Theft and Fraud: Monitoring Employee Activities
It’s a disappointing reality that hoteliers have to contend with employee theft and fraud. But theft and fraud can have a major impact on a property’s bottom line and guest satisfaction. This past year, a number of employee theft stories have made the headlines. In October, an employee at the Renaissance hotel in Baton Rouge, La., allegedly stole more than $34,000 from hotel safe deposits and altered financial records to cover his tracks. In July, a former employee of a Tallahassee hotel faced charges she stole more than $42,000 from the business by diverting money onto personal credit cards. To prevent such losses, follow these tips:
6. Provide a sense of ownership. When employees have a sense of ownership in a property, security throughout the property will be much tighter. One method to promote such ownership is instituting some form of profit sharing. So, when employees see waste or theft, they’re more likely to stop or report it. “The employees are the eyes and ears of the hotel,” Callaghan says. “At hotels where they’ve had profit sharing, I’ve heard employees say things such as, ‘Hey, don’t do that, that’s my profit sharing.’ ”
7. Boost employee empowerment. Related to ownership, when employees have a sense of empowerment, they’ll be able to solve safety and security problems quickly and often more efficiently. Have an anonymous tip line, where employees can report theft or threats to guest or staff safety. And when an employee sees anything unsafe or unsecure on the property, have a work order system in place that treats these reports with priority.
8. Staff smart. During the hiring process, conduct drug screening and criminal background checks. Then, once the person is hired, explain that there are controls in place. Employees who know there are monitoring systems will be less likely to commit crimes of opportunity. And while it may be tempting to consolidate duties, reduce head count, and save payroll, it may cost property managers in the long run. For important processes, such as handling a cash bag, have at least two people sign off. Also, to avoid adding staff, property managers can also turn to external, off-site auditors.
9. Add active monitoring to video surveillance. Most properties have some sort of video surveillance of employee activities around sensitive areas, such as the front desk and cash drawer. But new technology enables another level of monitoring. Software enables hotel owners to match transactions with video surveillance, eliminating the need to watch hours and hours of video to find potential criminal activity. For example, the software can detect when a cash draw is left open and will show that whatever is being passed over a scanner is actually read. “It’s pretty inexpensive and won’t cost an owner much to have those analytics,” Clifton says, adding that such systems could be installed for less than $10,000, depending on the type and number of cameras installed. “Often, when you buy a new video system, the software will be added. Be sure to ask for it, though.”
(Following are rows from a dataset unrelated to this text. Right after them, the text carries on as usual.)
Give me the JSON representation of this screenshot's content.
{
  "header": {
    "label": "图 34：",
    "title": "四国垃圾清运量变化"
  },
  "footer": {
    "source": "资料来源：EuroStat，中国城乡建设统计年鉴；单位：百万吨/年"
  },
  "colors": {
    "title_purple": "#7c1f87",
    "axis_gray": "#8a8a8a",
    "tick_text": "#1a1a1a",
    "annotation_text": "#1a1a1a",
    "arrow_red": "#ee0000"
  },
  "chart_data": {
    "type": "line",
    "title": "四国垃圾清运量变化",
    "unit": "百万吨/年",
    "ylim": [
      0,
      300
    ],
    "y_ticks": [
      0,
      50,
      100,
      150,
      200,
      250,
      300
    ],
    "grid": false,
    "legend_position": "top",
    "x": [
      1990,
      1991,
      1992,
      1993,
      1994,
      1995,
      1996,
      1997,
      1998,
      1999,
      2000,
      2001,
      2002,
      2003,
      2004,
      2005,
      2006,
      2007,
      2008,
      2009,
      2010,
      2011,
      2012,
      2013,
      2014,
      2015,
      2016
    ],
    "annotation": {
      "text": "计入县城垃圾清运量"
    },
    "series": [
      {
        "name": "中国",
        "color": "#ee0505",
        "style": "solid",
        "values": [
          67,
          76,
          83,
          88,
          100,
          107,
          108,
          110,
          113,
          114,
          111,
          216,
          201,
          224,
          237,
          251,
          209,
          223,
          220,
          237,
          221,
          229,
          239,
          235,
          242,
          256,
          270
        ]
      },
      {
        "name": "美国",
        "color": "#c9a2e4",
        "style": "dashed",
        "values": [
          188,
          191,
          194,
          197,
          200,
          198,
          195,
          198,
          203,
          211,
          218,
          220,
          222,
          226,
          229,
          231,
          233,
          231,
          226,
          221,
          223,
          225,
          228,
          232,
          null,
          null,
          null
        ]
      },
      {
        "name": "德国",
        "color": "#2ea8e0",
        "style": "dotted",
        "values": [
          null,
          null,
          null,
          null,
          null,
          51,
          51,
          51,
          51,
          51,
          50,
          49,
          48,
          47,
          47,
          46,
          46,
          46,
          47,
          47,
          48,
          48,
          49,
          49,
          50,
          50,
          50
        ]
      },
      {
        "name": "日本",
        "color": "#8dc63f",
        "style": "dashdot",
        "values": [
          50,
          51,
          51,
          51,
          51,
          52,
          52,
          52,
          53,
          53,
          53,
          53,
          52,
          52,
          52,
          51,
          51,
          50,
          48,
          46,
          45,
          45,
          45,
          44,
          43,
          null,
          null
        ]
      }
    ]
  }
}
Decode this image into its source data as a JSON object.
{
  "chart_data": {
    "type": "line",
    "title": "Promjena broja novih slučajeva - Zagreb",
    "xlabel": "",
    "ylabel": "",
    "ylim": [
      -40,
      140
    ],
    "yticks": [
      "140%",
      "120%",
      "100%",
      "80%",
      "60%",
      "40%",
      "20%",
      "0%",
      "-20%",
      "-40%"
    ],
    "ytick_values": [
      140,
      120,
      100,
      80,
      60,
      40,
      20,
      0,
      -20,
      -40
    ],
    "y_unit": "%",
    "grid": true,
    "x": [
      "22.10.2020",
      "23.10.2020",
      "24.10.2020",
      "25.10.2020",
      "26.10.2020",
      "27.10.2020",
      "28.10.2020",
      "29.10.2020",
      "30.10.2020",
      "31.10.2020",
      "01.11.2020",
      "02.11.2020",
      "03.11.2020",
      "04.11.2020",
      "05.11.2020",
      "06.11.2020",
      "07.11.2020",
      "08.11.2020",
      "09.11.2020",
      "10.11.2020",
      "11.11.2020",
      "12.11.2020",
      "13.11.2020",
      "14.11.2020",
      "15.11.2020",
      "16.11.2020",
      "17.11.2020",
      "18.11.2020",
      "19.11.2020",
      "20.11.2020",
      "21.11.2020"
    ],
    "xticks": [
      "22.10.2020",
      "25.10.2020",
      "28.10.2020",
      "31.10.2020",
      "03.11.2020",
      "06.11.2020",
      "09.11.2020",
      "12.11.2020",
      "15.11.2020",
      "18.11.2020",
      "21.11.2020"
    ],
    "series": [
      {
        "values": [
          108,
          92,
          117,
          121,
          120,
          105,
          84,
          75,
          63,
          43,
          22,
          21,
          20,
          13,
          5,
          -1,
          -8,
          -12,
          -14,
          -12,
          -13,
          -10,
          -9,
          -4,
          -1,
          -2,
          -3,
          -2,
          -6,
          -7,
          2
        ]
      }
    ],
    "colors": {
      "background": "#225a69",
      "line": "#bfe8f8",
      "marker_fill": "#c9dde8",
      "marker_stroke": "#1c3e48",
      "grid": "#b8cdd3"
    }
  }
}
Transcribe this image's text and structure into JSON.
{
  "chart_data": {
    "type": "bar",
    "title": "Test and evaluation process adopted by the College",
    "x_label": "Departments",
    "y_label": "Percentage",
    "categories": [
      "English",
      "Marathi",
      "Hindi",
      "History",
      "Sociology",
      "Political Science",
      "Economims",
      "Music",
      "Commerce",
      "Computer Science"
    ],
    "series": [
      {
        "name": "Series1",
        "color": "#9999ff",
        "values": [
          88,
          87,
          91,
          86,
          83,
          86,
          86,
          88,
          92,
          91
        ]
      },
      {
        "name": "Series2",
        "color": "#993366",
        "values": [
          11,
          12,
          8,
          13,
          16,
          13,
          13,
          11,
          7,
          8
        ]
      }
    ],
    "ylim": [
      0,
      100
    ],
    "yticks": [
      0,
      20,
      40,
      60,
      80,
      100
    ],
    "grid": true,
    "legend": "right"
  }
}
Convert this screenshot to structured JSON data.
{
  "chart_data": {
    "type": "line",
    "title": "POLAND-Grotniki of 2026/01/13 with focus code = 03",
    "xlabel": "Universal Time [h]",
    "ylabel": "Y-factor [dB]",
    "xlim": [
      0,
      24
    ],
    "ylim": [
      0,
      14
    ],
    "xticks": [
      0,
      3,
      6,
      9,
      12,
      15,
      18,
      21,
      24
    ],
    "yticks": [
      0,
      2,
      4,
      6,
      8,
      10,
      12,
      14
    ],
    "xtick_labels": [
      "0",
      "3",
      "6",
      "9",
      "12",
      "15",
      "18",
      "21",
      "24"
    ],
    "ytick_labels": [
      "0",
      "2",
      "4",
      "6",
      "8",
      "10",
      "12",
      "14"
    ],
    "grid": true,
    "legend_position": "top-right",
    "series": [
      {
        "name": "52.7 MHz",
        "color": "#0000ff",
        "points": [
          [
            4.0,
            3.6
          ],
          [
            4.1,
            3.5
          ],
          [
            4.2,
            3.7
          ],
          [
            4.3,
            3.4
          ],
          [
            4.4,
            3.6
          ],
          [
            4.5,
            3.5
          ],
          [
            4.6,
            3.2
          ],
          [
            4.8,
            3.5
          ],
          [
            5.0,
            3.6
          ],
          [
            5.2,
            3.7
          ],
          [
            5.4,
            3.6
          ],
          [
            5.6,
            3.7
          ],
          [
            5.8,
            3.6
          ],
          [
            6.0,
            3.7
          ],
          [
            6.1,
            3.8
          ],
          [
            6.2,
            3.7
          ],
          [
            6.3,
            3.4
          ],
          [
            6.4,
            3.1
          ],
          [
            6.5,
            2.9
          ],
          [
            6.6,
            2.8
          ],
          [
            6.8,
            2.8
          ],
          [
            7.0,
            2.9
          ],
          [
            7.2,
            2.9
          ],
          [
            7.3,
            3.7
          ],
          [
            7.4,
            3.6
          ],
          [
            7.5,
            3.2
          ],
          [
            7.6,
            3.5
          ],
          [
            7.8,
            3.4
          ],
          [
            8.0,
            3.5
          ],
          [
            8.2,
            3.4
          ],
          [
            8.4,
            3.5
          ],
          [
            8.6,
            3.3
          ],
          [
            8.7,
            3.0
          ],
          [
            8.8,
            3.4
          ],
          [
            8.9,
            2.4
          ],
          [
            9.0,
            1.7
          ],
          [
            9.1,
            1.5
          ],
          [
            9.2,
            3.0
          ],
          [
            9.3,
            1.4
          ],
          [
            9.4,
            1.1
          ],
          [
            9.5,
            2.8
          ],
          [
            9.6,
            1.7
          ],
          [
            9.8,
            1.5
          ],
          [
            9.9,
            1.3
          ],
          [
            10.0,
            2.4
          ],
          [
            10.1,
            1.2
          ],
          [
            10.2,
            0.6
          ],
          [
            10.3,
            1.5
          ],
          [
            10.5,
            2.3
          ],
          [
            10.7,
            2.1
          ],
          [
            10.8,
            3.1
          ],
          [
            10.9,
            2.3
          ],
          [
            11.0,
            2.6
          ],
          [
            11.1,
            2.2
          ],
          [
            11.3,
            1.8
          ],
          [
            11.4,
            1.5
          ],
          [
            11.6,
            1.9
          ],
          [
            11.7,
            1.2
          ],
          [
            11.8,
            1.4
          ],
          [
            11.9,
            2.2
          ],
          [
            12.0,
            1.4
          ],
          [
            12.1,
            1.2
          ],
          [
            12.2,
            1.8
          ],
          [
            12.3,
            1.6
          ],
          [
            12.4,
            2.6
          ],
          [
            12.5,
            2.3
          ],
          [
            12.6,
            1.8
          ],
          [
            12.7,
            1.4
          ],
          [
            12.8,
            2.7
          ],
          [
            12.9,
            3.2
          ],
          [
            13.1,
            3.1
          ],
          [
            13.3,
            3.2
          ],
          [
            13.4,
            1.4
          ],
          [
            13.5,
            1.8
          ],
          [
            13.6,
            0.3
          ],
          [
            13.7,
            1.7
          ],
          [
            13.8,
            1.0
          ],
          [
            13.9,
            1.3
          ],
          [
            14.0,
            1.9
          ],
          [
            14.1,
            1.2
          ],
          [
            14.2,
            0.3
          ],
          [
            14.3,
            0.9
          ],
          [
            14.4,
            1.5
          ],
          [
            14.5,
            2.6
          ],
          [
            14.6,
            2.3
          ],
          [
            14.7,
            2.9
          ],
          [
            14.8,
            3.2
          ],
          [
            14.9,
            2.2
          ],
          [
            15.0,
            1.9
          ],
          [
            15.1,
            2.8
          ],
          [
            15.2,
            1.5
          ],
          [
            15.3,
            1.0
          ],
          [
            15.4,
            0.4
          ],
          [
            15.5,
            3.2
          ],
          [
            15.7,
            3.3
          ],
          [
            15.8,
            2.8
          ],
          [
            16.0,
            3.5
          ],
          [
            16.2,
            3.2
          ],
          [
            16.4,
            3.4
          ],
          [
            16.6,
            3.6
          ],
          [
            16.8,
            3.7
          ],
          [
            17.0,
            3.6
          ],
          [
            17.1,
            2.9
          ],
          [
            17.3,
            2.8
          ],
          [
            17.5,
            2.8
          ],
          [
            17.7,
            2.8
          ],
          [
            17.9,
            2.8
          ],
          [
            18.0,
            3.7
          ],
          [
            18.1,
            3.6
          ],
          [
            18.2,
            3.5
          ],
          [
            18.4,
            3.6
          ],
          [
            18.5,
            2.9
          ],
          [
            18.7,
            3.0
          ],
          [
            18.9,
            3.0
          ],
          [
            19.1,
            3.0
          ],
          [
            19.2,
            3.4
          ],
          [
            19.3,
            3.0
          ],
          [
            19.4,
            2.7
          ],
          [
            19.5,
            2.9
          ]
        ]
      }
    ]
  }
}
Cyber Security: Protecting Electronic Borders
As technology has advanced, so has criminals’ ability to exploit those new technologies. The hotel industry has seen several such examples lately. Russian hackers breached Wyndham Worldwide’s data center in Phoenix three times between 2008 and 2010, accessing more than 600,000 payment card accounts and leading to more than $10.6 million in fraud loss. As a result, in June 2012, the Federal Trade Commission filed a lawsuit alleging that Wyndham failed to implement reasonable data security measures to protect the payment card information of their customers. (Wyndham has filed a motion to dismiss the lawsuit.)
Property owners and managers should reassess cyber security about as often as physical security. Here are a few things to look for and consider as you evaluate your cyber security:
10. Connect IT and security departments. Don’t keep a wall between the information technology and security departments of your property. “The two departments should work together, because security is [vital to] both their jobs,” Clifton says. “Clearly establish how the two departments work together, and they should know where each other’s responsibilities stop and the other begins.” To foster this relationship, some properties place the two departments under the same manager and same budget. And the two departments should conduct regular security meetings, perhaps as often as once a week.
11. Upgrade to VLAN. A LAN, or local area network, is a network that connects computers. For many businesses that includes a WiFi access point for customers. However, WiFi that’s directly connected to your property’s servers can pose a risk and provide easy access for savvy hackers. One way to add more cyber security is to install what’s called a VLAN, or virtual network. Relatively inexpensive, VLANs often don’t require additional hardware. Installing this software can add another layer of security between your servers and potential hackers. Also, a common feature of VLANs is the ability to set up multiple wireless network names, which can have varying levels of security. Computers used for business and staff can have a high level of security, and guest WiFi networks can have a lower, easy-to-access level of security and be separated from the property’s network.
12. Beware of social engineering. Not all cyber threats occur online. Social engineering and physical hacking of hotel computers pose a significant risk. “Employees should have an awareness about the physical security of computers, access control, and passwords,” Clifton says. “Many of the big hacking schemes we hear about start with someone conning a password out of an employee.” Change passwords every three months. Also, employees should monitor the physical access points to a property’s computers and servers. Make regular patrols to look for people who are in staff-only areas of a property.